Mario Saint-Amand nous a donné rendez-vous au café étudiant Fou AELIÉS. L’entrevue est à peine commencée que déjà, notre voisin de table se retourne pour lui adresser la parole. «Pardon de vous interrompre, mais j’ai reconnu votre voix. Vous avez marqué mon enfance! Vous étiez extraordinaire dans le rôle de l’inspecteur AZ.» Le comédien, tout sourire, se prête au jeu de la poignée de main et du selfie, comme il a dû le faire des centaines de fois durant sa carrière.

Si plusieurs s’étonnent de croiser Mario Saint-Amand sur le campus ces jours-ci, c’est parce qu’il a entamé des études au Département d’anthropologie. Depuis cet automne, il effectue un certificat en études autochtones avec l’intention de se tourner ensuite vers le droit. À l’origine de ce changement de cap, une profonde remise en question l’a emmené à vouloir mieux comprendre l’histoire des Premières Nations. «Je suis né à Sept-Îles. Toute mon enfance, j’ai côtoyé des amis autochtones, à tel point que j’ai développé un fort sentiment d’appartenance pour leur culture. De plus en plus, la société est à l’écoute des peuples autochtones, mais la plupart des gens, moi inclus, n’ont pas les outils pour répondre à leur volonté d’être entendu et d’être compris», affirme-t-il.

Par ses études, il veut approfondir ses connaissances sur les réalités de ces communautés. «L’an dernier, pour mon 50e anniversaire, je me suis dit que le plus beau cadeau que je puisse me faire, c’est d’aller chercher des outils à l’université. Dans quel but précisément? Je l’ignore, mais je sais une chose: je serai outillé. Et puis il n’y a pas d’âge pour apprendre et ouvrir ses horizons!»
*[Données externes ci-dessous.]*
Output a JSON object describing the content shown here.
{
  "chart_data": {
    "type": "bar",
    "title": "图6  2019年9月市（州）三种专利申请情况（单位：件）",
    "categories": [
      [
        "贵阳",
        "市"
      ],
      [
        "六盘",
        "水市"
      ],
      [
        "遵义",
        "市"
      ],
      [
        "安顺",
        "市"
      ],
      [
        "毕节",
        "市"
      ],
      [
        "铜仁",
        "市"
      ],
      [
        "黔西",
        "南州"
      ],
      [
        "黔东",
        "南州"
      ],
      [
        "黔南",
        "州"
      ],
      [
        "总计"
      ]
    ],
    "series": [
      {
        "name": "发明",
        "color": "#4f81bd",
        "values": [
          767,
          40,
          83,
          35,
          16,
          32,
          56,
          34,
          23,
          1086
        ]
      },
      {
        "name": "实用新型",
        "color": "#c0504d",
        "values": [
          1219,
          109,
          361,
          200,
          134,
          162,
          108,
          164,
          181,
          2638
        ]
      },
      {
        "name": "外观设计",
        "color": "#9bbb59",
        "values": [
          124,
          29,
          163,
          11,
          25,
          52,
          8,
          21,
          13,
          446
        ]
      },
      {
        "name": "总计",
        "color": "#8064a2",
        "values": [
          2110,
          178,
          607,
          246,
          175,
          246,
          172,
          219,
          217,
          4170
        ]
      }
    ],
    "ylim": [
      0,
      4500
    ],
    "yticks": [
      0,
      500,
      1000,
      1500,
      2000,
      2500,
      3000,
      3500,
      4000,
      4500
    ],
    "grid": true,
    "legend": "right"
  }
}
Retourner aux études après plus de 30 ans d’absence sur les bancs d’école est un choix qui comporte son lot de défis. Pour se donner une chance, le comédien a fait appel à des professionnels. «À l’Université Laval, on est tellement bien entouré, que ce soit par le Centre d’aide aux étudiants ou par les professeurs de notre programme. J’utilise toutes les ressources qui sont mises à ma disposition. Je reçois aussi des conseils d’une amie, une passionnée des études qui effectue son troisième baccalauréat.»

Fier de faire partie de cette «grande famille de 45 000 étudiants», comme il se plaît à le dire, l’artiste vit à fond sa nouvelle situation. Chaque jour, il enfourche son vélo pour venir étudier sur le campus. Grand adepte de la course à pieds, il s’entraîne au PEPS et compte bien participer à toutes les compétitions de l’Université.

Été comme hiver, Mario Saint-Amand pratique la course. Ce sport lui donne confiance en ses capacités et lui procure un précieux équilibre. «La course, c’est ce qui me tient au-dessus de la mêlée. Lorsque je mets mes espadrilles et je pars, je me sens vivant. Après, je peux m’attaquer à d’autres tâches. Je peux mettre le nez dans mes livres et adopter une attitude proactive pour l’apprentissage.»

Visiblement, l’étudiant est épanoui. «Je suis sur mon X. Je me couche tous les soirs en me disant que j’ai appris quelque chose et en sachant que je continuerai d’apprendre le lendemain», conclut-il.